Al llegar a Emaús reconocen a Jesús en la fracción del pan: “Ya cerca de la aldea donde iban, Él hizo ademán de seguir adelante; pero ellos le apremiaron, diciendo: – Quédate con nosotros, porque atardece y el día va de caída. Y entró para quedarse con ellos. Sentado a la mesa con ellos, tomó el pan, pronunció la bendición, lo partió y se lo dio. A ellos se les abrieron los ojos y lo reconocieron. Pero Él desapareció”.

Quizás es más fácil reconocerlo en la fracción del pan que en el propio camino. Lo reconocen en un signo cotidiano.
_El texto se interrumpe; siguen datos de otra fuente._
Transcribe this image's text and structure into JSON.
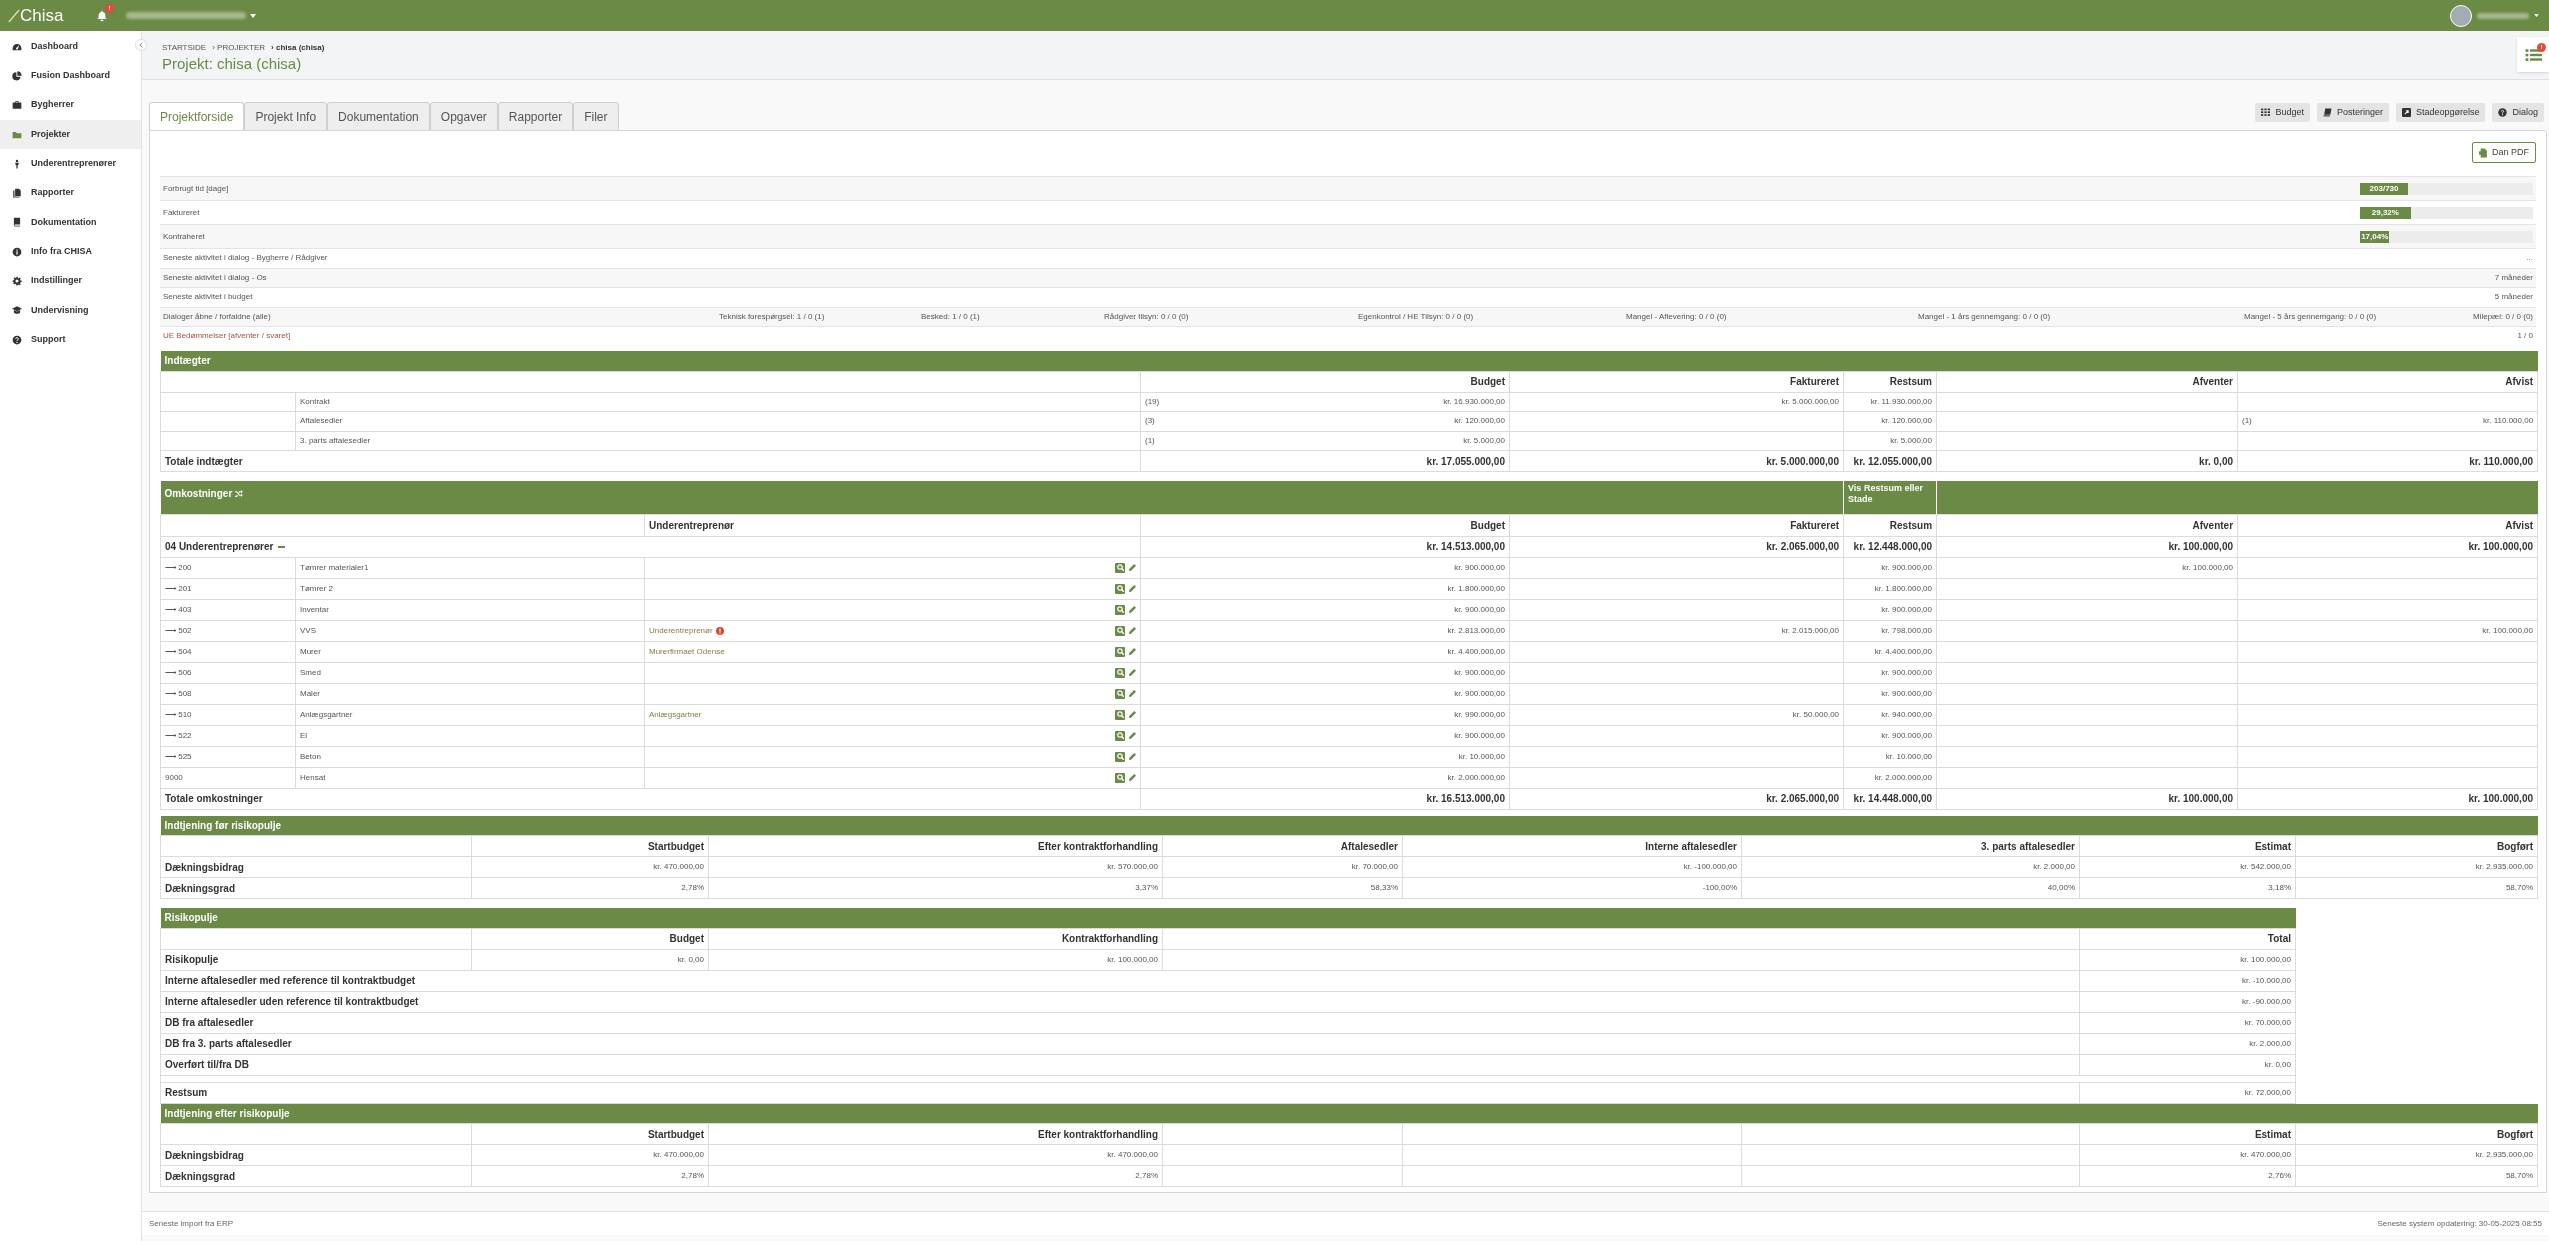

Parte el pan. Bendice el pan. Como lo hizo en la última cena. Como lo habría hecho en tantas ocasiones con sus discípulos.

Jesús había hecho sagrado lo cotidiano de su vida con los discípulos. Guardaban en su corazón gestos sagrados. Palabras llenas de vida y de amor. Miradas. Abrazos.

Me gusta pensar que lo que delató su identidad fuera un signo tan sencillo y tan de Jesús. No hizo falta un milagro que demostrara que era Él. Ni siquiera una palabra especial. Fue un gesto habitual. Algo cotidiano como era el hecho de bendecir y partir el pan para los suyos.

Jesús lo hace de nuevo. Y los suyos lo descubren y comprenden. Su corazón se llena de alegría. El fuego del camino tenía que ver con Jesús. Era Él.

Pienso en el grito de Juan desde la barca cuando comprende que el que está en la orilla es Jesús resucitado después de la pesca milagrosa. Grita tirándose al agua: «Es el Señor». Lo reconoce de repente y no puede quedarse en la barca.

Los discípulos en Emaús también lo reconocen y sus palabras resuenan en el alma: “¡Qué necios y torpes sois para creer lo que anunciaron los profetas!”. Todo un día de camino junto a Jesús y no habían reconocido su voz, ni su acento, ni su forma de decir las cosas.

No se habían dado cuenta de su mirada y de su forma de caminar. No habían visto su cariño expresado en el camino. No habían pensado en su paciencia. No habían sido capaces. El corazón estaba tan turbado.

En el encuentro con Jesús cambia el destino de mi vida. Los discípulos abandonan su aldea de Emaús justo cuando acaban de llegar. Regresan al lugar de sus hermanos, esos hombres débiles escondidos en Jerusalén.

Vivían escondidos con miedo a perder la vida. Ellos no querían vivir así y tal vez por eso habían regresado a su tierra, al oficio de antes, a la vida que llevaban antes de empezar a soñar. Pero ahora, en esa mesa, ante el pan partido, ven que ya no tienen nada que temer.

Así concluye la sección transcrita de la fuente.